The GFSC reinforced it’s commitment to this at a Guernsey Finance event in London in January, when Emma Bailey, Director of Authorisations and Innovation, said: “The GFSC has always been supportive of the safe, secure exploitation of technology. We are happy to work with all stakeholders to look to develop an approach that creates greater certainty for providers deploying electronic AML. The introduction of a revised AML handbook provides a welcome opportunity for us to make clear our commitment to ex ante discussions over the deployment of technology in the AML process.”

Andrews says it’s much more of a human than technological challenge. “We need regulators to continue to show flexibility in their attitudes towards new solutions. To make big leaps forward, private companies – financial and tech – need to overcome a fear of being penalised if they get something wrong with a new technology. We have to overcome the fear of ‘I don’t want to be first’.” 
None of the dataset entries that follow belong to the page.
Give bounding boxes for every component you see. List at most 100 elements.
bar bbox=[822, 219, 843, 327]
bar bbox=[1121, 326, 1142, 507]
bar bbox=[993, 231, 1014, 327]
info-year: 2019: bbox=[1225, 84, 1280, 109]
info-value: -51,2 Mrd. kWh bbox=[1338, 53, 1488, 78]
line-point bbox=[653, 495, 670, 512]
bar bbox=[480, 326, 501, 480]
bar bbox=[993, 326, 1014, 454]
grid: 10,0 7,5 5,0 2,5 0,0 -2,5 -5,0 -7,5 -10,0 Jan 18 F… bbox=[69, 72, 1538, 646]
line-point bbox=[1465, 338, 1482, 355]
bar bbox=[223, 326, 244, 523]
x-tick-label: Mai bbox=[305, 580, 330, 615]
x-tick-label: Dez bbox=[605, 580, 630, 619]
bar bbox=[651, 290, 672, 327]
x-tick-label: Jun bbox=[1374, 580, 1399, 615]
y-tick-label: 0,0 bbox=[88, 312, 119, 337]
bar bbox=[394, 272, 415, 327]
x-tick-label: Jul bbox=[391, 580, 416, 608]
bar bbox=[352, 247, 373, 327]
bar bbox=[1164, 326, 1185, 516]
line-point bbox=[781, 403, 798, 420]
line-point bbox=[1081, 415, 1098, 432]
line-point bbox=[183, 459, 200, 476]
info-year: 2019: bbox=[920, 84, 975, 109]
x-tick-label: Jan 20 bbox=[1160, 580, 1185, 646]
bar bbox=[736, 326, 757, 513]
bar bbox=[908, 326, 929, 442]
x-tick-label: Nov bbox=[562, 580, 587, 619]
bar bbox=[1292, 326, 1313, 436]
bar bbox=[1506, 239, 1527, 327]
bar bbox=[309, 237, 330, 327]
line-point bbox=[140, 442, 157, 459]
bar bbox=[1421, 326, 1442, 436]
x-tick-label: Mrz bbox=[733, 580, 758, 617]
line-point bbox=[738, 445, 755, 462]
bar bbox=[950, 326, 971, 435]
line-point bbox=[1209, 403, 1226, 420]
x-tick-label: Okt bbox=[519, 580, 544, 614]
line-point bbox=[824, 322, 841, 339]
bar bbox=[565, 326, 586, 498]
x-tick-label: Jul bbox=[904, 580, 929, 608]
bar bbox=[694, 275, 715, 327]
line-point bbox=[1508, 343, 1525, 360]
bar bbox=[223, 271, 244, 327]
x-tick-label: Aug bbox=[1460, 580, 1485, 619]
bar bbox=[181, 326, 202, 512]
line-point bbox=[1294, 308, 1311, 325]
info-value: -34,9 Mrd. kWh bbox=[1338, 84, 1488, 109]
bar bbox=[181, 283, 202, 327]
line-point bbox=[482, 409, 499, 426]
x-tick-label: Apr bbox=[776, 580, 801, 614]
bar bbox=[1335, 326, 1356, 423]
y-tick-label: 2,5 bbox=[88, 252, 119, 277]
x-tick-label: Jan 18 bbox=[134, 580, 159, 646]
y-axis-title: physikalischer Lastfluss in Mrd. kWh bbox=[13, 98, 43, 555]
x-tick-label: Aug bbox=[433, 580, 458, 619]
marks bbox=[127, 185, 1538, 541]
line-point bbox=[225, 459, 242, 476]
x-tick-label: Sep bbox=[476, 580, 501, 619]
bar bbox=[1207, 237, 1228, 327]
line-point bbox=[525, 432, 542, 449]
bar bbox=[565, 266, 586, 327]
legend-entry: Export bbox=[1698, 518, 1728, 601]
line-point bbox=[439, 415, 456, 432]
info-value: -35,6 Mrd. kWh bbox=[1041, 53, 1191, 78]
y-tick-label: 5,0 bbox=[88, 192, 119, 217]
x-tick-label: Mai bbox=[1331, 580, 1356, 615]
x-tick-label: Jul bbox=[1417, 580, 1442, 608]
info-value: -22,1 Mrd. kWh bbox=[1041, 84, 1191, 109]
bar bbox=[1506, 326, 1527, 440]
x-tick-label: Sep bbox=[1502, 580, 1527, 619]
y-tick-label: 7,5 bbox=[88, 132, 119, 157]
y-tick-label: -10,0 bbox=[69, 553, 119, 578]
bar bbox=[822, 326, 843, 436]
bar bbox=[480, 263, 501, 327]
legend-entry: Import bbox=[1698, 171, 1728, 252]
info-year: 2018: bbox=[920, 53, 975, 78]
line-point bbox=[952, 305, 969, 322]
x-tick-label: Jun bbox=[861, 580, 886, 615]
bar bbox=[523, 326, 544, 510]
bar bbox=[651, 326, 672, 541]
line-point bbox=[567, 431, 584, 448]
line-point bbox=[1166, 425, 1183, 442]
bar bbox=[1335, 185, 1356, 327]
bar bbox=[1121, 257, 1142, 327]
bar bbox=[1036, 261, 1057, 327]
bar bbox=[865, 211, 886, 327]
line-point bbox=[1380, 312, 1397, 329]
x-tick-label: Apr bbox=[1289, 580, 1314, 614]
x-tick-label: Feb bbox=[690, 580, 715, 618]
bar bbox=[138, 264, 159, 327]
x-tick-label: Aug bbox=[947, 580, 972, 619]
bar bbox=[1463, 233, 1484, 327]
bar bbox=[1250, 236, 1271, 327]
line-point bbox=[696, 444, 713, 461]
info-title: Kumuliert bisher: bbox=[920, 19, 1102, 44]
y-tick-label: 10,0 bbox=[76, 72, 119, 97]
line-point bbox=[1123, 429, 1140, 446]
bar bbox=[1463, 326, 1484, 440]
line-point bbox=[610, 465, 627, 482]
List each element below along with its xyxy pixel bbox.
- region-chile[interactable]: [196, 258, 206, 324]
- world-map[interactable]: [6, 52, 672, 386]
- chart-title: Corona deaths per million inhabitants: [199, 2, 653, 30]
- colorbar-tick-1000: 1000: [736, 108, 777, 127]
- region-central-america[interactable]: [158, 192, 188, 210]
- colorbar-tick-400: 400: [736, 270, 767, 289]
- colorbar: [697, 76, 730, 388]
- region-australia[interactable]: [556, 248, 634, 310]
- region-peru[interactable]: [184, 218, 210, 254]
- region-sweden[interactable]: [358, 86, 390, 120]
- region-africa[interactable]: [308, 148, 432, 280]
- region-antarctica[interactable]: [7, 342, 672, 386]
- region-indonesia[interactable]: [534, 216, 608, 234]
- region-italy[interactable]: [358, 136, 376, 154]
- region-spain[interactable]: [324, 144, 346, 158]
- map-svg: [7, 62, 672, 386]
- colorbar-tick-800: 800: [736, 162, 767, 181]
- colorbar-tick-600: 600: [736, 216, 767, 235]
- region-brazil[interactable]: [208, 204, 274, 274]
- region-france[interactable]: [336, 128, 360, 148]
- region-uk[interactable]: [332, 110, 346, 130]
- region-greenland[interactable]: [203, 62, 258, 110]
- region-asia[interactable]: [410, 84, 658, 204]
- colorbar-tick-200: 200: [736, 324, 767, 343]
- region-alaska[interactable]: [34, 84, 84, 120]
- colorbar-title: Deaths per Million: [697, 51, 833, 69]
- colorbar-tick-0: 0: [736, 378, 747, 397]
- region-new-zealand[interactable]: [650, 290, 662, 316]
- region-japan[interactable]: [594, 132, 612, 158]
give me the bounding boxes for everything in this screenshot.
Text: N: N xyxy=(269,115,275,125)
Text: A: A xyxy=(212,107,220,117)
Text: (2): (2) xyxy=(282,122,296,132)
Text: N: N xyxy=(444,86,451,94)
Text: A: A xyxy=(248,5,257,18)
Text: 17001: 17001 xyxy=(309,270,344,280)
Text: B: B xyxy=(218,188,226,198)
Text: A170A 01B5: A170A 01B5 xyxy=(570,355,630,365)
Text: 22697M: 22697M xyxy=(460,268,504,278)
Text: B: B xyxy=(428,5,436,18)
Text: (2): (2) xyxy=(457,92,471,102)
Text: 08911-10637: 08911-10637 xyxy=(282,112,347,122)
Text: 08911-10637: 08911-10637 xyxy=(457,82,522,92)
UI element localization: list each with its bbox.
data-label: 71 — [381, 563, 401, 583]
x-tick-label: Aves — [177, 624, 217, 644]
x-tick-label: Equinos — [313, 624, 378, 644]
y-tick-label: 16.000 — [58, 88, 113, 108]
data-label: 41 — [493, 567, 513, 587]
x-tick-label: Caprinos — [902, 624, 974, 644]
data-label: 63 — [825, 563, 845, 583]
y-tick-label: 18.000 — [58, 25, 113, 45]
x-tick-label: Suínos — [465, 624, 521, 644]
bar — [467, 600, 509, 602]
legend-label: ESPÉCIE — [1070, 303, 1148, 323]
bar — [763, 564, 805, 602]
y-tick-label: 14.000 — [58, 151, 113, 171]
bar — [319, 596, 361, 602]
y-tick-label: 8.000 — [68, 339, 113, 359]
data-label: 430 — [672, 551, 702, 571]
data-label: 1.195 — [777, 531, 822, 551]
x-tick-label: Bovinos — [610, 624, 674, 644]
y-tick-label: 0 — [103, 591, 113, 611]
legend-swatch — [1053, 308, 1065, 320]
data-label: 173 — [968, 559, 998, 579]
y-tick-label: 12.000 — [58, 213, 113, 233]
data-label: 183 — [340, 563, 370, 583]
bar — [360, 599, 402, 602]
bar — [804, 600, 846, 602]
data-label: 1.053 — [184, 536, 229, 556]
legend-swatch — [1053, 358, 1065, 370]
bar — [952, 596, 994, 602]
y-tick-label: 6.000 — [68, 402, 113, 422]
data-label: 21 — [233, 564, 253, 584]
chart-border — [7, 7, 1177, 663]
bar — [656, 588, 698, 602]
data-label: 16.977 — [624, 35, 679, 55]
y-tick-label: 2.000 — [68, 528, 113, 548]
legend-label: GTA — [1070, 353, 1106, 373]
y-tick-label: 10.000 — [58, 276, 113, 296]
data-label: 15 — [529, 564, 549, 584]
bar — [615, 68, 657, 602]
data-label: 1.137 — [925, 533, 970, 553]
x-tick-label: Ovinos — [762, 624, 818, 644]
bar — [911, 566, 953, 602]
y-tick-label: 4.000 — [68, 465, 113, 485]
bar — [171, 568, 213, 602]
Technologies to look out for

BL61_onboarding tech1. Mobile scanning    
• How it works: Customer sends photograph of passport and ‘selfie’ to bank. Bank systems read and capture data from photograph of passport using optical character recognition (OCR). Bank systems scan selfie (which includes a short video clip of person blinking to verify ‘life’) and uses facial recognition software to verify match with passport.
• Benefits: Removes need for face-to-face KYC. Much faster. Reduces errors from manual input and manual facial recognition checks.
• Barriers to adoption: Few, other than banks, investing in systems

2. Algorithms and artificial intelligence 
• How it works:
Commonly used to reduce ‘false positives’, which is where the client is flagged as a potential criminal, most commonly because they share a name, triggering a second round of more detailed checks (typically a very manual and expensive exercise). Algorithms are used to clear false positives through explicit rules – for instance, same name but birth dates far enough apart to verify no match – and through ‘learning’ the factors that humans use to clear false positives.
• Benefits: Cost reductions for banks. Removes delays to KYC approvals when false positive is triggered.
• Barriers to adoption: Few, other than banks, investing in systems.

3. Blockchain
• How it works: Essentially a database, not owned by any single party, where the client owns their KYC data and can grant access to financial institutions when necessary. Institutions can record and verify information in the blockchain, and other participants receive certification that data is legitimate and has not been tampered with. A single, immutable record of KYC data.
• Benefits: Potential to remove vast amounts of duplication, with subsequent speed and cost benefits. 
• Barriers to adoption: Agreement needed from multiple institutions on questions to ask in KYC process. Parties using the blockchain need to trust each other’s verification processes. Both of these requirements have been difficult to achieve to date. Needs substantial regulatory reform.